The average list of the list last month was $ 48,900 according to the Cargurus report. But this will ball over $ 52,500 after the cost of tariffs be folded in price, affecting 30% of vehicles sold in the US
Stopping only fees for imported vehicles that would indicate chop. Trump aims to eventually impose them unless any kind of compromise or deal is hit before one-month repetition expires.
The increased cost would come just as consumers were enjoying a small break from the rapid rise in transaction prices as automobiles put incentives to move rising inventories. The result is likely to be a cooling of the overall market, according to Charlie Chesbrough, an older economist at Cox Automotive.

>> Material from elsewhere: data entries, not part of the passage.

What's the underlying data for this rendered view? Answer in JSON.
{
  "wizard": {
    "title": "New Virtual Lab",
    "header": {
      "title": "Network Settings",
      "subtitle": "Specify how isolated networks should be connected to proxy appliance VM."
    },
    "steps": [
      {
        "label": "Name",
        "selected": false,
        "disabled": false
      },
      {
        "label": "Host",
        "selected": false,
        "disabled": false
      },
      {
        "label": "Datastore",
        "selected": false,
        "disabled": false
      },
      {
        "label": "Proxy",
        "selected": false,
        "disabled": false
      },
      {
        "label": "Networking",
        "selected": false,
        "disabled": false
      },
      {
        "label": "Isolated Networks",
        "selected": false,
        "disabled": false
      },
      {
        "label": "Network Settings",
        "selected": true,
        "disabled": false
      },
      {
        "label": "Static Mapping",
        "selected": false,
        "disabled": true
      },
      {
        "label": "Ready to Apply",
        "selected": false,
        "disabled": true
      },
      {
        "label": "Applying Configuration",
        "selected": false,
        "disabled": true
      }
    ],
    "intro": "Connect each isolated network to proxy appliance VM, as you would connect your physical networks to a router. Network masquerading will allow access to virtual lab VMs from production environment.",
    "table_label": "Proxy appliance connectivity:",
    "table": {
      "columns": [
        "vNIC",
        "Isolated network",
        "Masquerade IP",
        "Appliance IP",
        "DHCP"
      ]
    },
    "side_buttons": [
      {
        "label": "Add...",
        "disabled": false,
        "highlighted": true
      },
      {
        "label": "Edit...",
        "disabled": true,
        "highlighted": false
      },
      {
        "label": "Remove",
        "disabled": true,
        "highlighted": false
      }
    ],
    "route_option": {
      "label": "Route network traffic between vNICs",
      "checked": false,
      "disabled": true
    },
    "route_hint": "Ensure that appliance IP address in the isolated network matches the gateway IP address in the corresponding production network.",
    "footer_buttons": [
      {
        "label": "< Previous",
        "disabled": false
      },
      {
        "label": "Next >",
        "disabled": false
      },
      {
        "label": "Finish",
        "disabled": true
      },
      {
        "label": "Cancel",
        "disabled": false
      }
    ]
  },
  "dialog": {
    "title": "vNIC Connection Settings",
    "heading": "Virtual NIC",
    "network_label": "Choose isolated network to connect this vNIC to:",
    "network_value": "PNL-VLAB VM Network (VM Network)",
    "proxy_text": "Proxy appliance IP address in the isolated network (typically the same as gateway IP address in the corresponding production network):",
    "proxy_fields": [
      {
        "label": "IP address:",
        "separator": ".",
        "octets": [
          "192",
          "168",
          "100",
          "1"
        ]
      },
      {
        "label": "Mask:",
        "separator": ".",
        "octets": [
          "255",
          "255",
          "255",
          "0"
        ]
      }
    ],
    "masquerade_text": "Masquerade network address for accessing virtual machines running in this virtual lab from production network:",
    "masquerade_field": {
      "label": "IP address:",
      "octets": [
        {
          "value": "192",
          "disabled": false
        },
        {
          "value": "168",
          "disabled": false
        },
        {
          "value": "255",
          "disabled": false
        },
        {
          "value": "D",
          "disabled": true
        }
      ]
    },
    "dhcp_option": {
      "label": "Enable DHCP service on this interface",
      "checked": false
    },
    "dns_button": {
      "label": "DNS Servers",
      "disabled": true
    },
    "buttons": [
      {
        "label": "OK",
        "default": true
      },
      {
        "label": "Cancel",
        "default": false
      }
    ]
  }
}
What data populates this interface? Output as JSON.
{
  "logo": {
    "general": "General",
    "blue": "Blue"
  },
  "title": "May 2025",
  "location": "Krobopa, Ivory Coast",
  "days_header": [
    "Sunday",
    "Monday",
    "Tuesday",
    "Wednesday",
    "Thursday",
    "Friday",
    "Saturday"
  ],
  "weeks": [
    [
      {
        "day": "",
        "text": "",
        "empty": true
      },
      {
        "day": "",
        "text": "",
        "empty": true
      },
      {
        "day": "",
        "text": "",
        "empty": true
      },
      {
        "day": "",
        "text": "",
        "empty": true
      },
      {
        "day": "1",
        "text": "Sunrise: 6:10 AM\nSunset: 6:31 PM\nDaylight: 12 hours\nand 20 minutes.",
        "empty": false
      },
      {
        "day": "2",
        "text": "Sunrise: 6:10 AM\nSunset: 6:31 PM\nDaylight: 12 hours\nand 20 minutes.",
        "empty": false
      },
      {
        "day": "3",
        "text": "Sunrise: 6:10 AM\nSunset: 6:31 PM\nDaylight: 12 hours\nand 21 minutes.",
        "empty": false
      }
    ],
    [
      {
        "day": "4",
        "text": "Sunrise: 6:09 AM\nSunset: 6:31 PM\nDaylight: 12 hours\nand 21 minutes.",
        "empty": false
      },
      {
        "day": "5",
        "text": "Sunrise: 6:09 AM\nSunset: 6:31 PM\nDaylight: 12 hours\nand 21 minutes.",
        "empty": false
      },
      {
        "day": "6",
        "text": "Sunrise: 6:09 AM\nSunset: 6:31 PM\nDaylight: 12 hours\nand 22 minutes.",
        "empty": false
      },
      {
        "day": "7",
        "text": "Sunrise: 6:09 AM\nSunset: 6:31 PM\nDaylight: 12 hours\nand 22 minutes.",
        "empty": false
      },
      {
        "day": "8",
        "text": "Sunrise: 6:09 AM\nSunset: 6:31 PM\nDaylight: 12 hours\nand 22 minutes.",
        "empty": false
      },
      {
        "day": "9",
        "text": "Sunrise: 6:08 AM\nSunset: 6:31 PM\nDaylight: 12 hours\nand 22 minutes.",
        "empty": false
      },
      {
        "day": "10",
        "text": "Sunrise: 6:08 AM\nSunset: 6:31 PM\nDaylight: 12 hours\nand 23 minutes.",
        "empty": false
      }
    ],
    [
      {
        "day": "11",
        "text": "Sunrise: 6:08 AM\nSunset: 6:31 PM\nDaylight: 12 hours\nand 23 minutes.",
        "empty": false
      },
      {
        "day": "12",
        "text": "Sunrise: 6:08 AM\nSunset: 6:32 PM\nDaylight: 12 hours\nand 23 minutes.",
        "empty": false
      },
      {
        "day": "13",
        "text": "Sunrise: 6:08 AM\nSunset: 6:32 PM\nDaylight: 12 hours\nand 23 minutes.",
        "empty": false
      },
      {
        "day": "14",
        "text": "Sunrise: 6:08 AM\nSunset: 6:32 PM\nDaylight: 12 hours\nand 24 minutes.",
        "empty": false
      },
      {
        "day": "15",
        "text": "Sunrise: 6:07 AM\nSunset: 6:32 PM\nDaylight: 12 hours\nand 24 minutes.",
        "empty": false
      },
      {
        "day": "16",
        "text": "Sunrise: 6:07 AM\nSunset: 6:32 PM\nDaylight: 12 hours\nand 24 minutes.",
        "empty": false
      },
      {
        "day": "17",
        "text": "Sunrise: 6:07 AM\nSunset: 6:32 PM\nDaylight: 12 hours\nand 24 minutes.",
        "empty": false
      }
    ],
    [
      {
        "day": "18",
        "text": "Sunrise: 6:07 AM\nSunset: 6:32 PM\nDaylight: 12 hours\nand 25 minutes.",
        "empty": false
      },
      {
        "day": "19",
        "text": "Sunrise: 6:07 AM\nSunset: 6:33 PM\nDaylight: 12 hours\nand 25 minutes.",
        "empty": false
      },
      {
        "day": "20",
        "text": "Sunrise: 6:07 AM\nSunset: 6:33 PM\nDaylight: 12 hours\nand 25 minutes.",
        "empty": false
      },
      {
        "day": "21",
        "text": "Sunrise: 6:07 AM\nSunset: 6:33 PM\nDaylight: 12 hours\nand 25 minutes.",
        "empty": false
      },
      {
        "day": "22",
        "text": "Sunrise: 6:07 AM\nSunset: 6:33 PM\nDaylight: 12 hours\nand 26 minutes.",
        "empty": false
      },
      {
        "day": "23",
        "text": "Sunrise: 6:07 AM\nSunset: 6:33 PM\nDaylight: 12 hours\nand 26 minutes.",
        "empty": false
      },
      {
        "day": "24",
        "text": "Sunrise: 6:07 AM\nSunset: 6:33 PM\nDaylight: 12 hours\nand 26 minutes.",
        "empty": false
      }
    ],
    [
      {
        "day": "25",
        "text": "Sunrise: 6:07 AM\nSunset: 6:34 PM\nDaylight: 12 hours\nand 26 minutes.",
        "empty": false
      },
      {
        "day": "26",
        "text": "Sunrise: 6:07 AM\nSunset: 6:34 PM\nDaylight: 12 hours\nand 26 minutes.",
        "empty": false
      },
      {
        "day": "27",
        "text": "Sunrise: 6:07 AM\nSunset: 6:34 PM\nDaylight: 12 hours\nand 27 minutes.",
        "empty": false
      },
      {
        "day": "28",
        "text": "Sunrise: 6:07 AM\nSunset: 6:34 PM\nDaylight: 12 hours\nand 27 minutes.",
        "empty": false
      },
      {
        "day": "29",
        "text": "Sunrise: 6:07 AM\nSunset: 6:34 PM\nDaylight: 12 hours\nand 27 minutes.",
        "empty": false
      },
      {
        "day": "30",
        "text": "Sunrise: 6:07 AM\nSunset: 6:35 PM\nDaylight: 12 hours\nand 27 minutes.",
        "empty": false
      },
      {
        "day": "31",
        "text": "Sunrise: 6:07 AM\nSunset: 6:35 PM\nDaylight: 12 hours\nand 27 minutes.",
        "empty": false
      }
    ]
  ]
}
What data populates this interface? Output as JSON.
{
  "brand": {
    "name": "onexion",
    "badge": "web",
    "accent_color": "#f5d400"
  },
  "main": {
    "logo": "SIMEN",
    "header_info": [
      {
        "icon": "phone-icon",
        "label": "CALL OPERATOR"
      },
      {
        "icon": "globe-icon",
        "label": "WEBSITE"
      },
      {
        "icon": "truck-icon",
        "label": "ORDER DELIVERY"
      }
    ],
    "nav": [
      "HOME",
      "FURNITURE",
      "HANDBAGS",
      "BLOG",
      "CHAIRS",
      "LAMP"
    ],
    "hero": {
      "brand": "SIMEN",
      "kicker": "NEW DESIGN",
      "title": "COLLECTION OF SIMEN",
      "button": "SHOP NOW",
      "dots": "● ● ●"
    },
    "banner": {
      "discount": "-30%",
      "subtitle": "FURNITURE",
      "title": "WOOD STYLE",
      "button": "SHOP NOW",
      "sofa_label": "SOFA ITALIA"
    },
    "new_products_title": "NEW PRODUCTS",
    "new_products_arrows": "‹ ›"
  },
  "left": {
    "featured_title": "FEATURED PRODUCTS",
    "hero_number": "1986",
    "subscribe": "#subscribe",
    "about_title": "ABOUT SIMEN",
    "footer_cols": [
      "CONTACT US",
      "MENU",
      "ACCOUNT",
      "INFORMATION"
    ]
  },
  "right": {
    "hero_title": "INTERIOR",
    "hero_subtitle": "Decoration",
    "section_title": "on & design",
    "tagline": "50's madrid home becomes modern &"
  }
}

“Just as the industry seemed to find sustainable ground, new obstacles are thrown into the country. As long as the highest fees are held is the big question of the industry now,” Chesbrough wrote in a study report on Tuesday. “Higher prices and border interruptions can result in lower volume. Our 16.3 million new vehicle sales in 2025, at least at the moment, is now in question. “
The more than the import fees would affect sales and the industry depends on how long they remain in the country.
The production of some vehicles would slow down or completely rest if the tariffs are in place for zero to eight weeks, according to a report by S&P Global Mobility.
But if they remain in the long run, it can cause what the conditions of S&P “winter fee”.
“In a tariff winter, we would expect to see re-source, due to the sub-optimal source by increasing the cost of production, sales of North America’s light vehicles can drop by 10% for several years with a long-term decline in competition. The decline is likely to be 10% in the US, 8% in Mexico and 15% in Canada.
This is a very severe view, but the organization only expects a 10% chance of a winter tariff environment, which would throw a deep cooling for normal transition to traditional spring sales points.